This exciting second book in the Lost series tells the incredible true story of the doomed Apollo 13 moon mission that nearly ended in disaster.
April 13, 1970: Two hundred thousand miles from Earth and counting, an explosion rips through Jim Lovell's spacecraft. The crippled ship hurtles toward the moon at three times the speed of sound, losing power and leaking oxygen into space.
Lovell and his crew were two days from the dream of a lifetime - walking on the surface of moon. Now, they will count themselves lucky to set foot on Earth again.
From "Houston, we've had a problem" to the final tense moments at Mission Control, Lost in Outer Space takes readers on the unbelievable journey of Apollo 13 and inside the minds of its famous and heroic astronauts. Complete with photographs of the crew and diagrams of the spacecraft, this is an up-close-and-personal look at one of the most thrilling survival stories of all time.
About the Author
Tod Olson is the author of the Lost series, the How to Get Rich historical fiction series, and numerous books for the school/library and classroom markets.

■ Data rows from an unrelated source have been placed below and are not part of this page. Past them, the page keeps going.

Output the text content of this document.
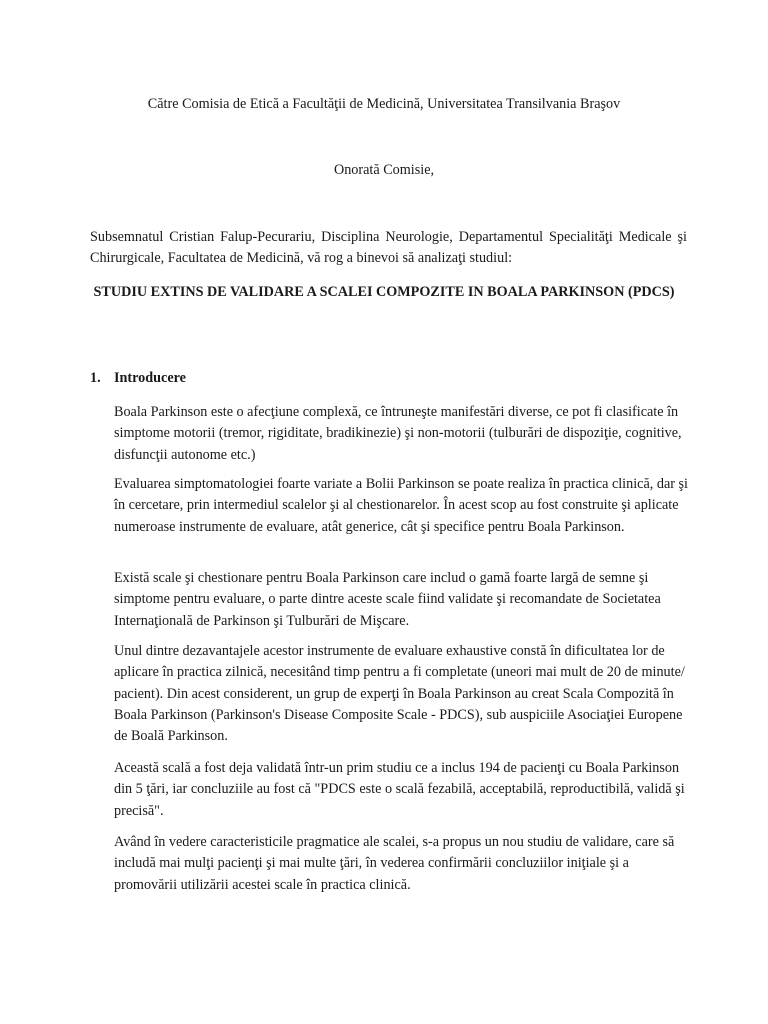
Către Comisia de Etică a Facultăţii de Medicină, Universitatea Transilvania Braşov
Onorată Comisie,

Subsemnatul Cristian Falup-Pecurariu, Disciplina Neurologie, Departamentul Specialităţi Medicale şi Chirurgicale, Facultatea de Medicină, vă rog a binevoi să analizaţi studiul:

STUDIU EXTINS DE VALIDARE A SCALEI COMPOZITE IN BOALA PARKINSON (PDCS)

1. Introducere

Boala Parkinson este o afecţiune complexă, ce întruneşte manifestări diverse, ce pot fi clasificate în simptome motorii (tremor, rigiditate, bradikinezie) şi non-motorii (tulburări de dispoziţie, cognitive, disfuncţii autonome etc.)

Evaluarea simptomatologiei foarte variate a Bolii Parkinson se poate realiza în practica clinică, dar şi în cercetare, prin intermediul scalelor şi al chestionarelor. În acest scop au fost construite şi aplicate numeroase instrumente de evaluare, atât generice, cât şi specifice pentru Boala Parkinson.

Există scale şi chestionare pentru Boala Parkinson care includ o gamă foarte largă de semne şi simptome pentru evaluare, o parte dintre aceste scale fiind validate şi recomandate de Societatea Internaţională de Parkinson şi Tulburări de Mişcare.

Unul dintre dezavantajele acestor instrumente de evaluare exhaustive constă în dificultatea lor de aplicare în practica zilnică, necesitând timp pentru a fi completate (uneori mai mult de 20 de minute/ pacient). Din acest considerent, un grup de experţi în Boala Parkinson au creat Scala Compozită în Boala Parkinson (Parkinson's Disease Composite Scale - PDCS), sub auspiciile Asociaţiei Europene de Boală Parkinson.

Această scală a fost deja validată într-un prim studiu ce a inclus 194 de pacienţi cu Boala Parkinson din 5 ţări, iar concluziile au fost că "PDCS este o scală fezabilă, acceptabilă, reproductibilă, validă şi precisă".

Având în vedere caracteristicile pragmatice ale scalei, s-a propus un nou studiu de validare, care să includă mai mulţi pacienţi şi mai multe ţări, în vederea confirmării concluziilor iniţiale şi a promovării utilizării acestei scale în practica clinică.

He has written for national magazines on the Columbine school shooting, homeless teens, the murder of Matthew Shepard, and many other stories of interest to children and young adults. During his 25 years in children's publishing, he has edited and developed several collections of books for both school/library and the classroom. Tod holds an MFA from Vermont College.
Read an Excerpt
Had the spacecraft been hit by a fragment of an asteroid? At the speeds they were traveling it wouldn't take more than a pebble to blast a hole in the ship and start the nightmare scenario in motion. But if that's what happened, it would be over by now–and they were all still alive.

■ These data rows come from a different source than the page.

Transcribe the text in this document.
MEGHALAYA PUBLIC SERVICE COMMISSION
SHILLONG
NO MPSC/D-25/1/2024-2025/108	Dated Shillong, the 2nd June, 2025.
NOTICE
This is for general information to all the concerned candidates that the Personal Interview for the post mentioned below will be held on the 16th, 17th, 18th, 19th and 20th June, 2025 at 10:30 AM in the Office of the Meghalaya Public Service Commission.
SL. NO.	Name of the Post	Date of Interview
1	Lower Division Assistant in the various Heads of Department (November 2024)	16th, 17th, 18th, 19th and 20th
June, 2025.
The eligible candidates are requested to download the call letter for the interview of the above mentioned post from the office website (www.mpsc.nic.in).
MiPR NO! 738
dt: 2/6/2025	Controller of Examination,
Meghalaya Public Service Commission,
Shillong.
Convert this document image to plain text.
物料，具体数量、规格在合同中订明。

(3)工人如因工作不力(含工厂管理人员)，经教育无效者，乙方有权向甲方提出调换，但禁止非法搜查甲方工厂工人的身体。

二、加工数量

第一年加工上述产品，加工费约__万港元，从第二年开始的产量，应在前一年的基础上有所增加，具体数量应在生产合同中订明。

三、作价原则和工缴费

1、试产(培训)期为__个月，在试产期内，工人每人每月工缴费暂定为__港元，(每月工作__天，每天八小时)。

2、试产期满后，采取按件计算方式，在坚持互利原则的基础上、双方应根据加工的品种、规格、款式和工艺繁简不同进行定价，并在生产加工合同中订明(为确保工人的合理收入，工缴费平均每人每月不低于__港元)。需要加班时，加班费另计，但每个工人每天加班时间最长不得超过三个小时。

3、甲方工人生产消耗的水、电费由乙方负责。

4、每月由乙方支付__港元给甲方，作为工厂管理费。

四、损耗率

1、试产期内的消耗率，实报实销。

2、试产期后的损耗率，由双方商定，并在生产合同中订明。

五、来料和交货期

Still alive, but in some kind of trouble. Amber warning lights began to flash on the right side of the instrument panel. Something was wrong with the electrical system.
Haise and Swigert both tried to report at once.
“… I believe we've had a problem here.”
A few seconds went by.
“This is Houston,” said the Capcom, “say again please.”
It was Lovell who answered this time. “Houston,” he said, “we've had a problem.”